Snack on fruit or chewing gum to satisfy any sweet cravings. Get support and encouragement; talk to a friend when you get the urge to smoke; talk about something other than smoking. If you can distract yourself for 5 minutes, the craving will usually pass.
If you are struggling or anxious about trying to quit smoking, talk to your doctor about nicotine replacement such as nicotine gum or a nicotine patch. Eating a variety of foods each day is a good start, and eating regularly so you never get too hungry.

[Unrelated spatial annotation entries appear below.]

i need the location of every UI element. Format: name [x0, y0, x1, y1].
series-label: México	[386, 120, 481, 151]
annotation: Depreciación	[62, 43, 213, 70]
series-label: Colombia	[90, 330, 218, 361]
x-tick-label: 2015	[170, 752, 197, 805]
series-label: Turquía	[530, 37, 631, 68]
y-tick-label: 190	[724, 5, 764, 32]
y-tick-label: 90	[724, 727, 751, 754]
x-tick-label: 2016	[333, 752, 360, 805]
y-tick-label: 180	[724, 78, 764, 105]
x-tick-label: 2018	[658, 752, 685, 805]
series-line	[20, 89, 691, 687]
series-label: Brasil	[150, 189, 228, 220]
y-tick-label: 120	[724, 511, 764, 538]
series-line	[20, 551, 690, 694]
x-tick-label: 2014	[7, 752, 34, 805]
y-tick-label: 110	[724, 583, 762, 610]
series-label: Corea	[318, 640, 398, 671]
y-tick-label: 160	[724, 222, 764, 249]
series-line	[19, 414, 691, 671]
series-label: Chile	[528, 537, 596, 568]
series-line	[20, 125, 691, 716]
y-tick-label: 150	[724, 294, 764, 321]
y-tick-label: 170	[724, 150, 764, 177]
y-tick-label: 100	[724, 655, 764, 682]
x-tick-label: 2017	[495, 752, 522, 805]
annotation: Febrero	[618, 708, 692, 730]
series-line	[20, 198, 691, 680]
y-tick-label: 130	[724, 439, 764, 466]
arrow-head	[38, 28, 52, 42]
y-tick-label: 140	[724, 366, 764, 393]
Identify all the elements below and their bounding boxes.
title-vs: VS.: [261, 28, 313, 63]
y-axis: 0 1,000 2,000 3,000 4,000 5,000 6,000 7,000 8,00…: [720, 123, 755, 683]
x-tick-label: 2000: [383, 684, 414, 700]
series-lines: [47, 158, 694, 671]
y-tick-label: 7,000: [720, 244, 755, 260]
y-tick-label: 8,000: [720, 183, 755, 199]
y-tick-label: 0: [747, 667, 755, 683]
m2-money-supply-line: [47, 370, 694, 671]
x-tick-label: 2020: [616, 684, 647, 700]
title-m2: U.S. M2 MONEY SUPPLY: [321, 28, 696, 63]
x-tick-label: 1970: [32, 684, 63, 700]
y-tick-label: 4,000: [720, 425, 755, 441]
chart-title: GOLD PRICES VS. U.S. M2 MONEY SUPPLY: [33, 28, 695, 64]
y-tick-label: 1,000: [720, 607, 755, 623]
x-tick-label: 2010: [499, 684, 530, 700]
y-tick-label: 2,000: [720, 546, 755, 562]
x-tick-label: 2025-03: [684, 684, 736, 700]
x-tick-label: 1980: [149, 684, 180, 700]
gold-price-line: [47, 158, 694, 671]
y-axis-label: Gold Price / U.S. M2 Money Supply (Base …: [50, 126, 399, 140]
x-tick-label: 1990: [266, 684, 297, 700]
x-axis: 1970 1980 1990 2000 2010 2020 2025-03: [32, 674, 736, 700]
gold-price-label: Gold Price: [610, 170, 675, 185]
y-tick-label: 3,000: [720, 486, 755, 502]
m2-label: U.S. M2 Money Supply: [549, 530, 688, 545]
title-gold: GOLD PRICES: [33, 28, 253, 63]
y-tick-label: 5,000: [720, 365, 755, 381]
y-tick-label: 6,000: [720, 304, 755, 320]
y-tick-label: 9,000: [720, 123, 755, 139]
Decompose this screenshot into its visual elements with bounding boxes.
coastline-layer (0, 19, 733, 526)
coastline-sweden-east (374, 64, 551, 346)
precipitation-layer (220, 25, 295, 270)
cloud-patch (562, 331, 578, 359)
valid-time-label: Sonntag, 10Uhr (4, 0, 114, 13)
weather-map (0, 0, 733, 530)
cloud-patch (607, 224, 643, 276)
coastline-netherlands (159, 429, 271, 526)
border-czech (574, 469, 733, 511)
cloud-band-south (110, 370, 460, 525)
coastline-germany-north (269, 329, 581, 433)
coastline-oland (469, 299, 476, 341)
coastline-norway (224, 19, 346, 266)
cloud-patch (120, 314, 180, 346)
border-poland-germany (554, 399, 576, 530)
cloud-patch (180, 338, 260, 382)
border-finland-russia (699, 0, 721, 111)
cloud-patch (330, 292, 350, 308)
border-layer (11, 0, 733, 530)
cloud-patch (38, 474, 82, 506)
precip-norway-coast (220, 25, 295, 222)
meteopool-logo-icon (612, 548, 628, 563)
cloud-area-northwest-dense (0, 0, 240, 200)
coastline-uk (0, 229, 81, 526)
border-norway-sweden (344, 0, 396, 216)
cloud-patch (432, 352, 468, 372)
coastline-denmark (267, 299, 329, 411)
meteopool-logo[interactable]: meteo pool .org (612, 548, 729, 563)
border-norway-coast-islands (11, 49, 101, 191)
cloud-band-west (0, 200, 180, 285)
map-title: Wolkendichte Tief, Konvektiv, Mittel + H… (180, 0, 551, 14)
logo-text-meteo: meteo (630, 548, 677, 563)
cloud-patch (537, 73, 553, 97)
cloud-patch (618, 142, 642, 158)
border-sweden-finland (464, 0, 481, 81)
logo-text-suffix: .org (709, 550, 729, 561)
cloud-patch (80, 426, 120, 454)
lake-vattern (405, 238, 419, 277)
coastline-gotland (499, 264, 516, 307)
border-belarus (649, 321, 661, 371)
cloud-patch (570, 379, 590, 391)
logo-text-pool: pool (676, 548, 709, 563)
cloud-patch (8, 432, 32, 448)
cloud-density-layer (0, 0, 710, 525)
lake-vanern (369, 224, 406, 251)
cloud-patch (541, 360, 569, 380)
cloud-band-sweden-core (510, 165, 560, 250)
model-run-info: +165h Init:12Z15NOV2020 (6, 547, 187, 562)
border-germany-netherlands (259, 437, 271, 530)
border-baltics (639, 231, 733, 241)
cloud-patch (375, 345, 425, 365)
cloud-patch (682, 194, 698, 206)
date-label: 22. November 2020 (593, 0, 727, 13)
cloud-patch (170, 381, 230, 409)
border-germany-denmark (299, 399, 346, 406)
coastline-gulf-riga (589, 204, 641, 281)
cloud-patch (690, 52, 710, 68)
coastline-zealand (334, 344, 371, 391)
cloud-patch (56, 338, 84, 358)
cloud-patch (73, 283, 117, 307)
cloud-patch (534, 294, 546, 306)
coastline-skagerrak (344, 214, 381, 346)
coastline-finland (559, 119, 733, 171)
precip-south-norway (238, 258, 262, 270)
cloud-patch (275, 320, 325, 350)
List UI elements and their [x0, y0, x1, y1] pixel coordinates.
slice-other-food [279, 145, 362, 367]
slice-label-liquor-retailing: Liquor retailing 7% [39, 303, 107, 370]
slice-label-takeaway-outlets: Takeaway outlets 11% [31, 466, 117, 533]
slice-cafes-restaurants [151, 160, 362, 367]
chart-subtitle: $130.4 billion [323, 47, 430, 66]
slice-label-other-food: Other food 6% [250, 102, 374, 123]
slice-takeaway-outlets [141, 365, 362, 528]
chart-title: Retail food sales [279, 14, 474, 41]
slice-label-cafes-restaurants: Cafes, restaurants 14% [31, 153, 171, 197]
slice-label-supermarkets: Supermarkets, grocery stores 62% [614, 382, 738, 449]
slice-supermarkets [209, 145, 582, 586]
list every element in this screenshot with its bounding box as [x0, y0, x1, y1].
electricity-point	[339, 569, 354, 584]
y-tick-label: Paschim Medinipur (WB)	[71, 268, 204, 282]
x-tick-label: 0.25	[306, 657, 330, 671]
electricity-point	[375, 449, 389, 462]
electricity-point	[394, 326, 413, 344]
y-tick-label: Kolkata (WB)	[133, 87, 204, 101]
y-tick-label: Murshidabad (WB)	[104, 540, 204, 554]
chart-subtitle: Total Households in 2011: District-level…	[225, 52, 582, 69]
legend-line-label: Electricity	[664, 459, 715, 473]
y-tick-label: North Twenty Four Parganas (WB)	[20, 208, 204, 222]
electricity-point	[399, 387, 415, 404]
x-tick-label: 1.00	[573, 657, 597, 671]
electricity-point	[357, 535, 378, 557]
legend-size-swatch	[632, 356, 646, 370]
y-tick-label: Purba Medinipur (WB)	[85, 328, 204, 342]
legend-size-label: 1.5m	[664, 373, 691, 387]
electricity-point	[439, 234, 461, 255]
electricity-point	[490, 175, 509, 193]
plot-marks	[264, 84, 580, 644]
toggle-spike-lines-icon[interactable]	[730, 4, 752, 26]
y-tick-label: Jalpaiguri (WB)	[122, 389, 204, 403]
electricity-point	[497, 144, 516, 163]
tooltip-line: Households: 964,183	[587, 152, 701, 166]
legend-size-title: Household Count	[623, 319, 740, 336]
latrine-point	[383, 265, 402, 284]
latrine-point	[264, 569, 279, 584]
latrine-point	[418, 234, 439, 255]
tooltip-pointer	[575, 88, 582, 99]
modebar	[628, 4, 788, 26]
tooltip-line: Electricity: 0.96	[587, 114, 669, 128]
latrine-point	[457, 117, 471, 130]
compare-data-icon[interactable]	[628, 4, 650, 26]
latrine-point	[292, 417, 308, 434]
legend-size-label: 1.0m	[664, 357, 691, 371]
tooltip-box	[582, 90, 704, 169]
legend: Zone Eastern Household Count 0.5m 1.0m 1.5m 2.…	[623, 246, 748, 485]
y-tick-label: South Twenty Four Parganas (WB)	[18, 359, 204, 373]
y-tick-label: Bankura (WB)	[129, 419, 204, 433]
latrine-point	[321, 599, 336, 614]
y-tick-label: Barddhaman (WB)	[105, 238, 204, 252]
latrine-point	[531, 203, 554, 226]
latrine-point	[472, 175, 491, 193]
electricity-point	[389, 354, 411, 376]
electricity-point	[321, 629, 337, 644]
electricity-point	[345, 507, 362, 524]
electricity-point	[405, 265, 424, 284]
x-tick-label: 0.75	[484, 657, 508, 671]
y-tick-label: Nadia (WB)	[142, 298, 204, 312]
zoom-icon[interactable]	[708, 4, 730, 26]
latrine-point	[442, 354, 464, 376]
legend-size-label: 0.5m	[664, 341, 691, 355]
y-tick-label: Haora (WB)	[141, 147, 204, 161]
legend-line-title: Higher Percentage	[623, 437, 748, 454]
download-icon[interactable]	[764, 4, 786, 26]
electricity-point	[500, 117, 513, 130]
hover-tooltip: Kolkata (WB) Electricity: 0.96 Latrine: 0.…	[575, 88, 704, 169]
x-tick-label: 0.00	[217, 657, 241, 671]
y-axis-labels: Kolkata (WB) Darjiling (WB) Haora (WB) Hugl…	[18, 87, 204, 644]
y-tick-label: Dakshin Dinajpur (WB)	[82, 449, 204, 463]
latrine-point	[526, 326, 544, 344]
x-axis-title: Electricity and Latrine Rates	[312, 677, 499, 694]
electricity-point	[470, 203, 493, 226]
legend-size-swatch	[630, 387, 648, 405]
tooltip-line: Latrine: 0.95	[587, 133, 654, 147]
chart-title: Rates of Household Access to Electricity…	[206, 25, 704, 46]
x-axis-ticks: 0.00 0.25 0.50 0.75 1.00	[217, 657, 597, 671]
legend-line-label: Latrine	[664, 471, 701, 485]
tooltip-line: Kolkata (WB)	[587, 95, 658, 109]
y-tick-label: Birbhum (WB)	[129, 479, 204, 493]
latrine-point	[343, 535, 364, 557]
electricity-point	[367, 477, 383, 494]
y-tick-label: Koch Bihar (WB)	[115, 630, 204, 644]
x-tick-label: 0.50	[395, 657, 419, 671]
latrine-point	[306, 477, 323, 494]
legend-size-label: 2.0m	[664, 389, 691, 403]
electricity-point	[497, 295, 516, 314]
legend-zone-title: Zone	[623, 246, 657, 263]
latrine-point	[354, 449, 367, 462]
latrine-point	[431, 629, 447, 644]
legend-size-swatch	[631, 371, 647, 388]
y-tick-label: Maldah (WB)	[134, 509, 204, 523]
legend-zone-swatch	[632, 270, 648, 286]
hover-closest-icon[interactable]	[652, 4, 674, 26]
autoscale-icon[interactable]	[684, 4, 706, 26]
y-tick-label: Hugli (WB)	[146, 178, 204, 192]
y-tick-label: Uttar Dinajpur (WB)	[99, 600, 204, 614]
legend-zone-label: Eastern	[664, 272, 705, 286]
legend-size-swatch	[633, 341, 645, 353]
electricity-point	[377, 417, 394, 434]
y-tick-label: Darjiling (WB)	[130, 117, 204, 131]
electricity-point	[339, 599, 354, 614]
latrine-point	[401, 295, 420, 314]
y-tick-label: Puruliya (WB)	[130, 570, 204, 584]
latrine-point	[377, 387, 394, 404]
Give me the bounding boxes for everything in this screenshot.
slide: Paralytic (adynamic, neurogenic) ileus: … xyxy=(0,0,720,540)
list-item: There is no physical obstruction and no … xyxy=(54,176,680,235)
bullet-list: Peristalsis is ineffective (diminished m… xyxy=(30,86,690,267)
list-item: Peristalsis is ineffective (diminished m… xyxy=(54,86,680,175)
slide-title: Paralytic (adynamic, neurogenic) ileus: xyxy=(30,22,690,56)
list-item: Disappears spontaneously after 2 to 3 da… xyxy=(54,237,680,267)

Not everyone gains weight when they stop smoking, but the average weight gain is about 10 pounds. Eating a variety of foods each day is a good start, and eating regularly so you never get too hungry. The most important components of preventing weight gain when you quit smoking are: Physical activity To prevent weight gain at this time, you need to become more physically active. Becoming physically active will not only help you control your weight, but will also give you more energy, improve your health, take your mind off smoking, and help relieve the stress and moodiness that may occur as a result of withdrawal from nicotine. T. Get enough sleep; when you are tired, you are more likely to crave cigarettes and food. Reduce tension by meditating, taking a walk or a bath, or taking deep breaths. When you quit smoking, you can breathe and get around more easily, and nutritious foods such as fruits and vegetables taste better when you are not smoking. A. Be confident that you are making a healthy choice! Your whole body will thank you!.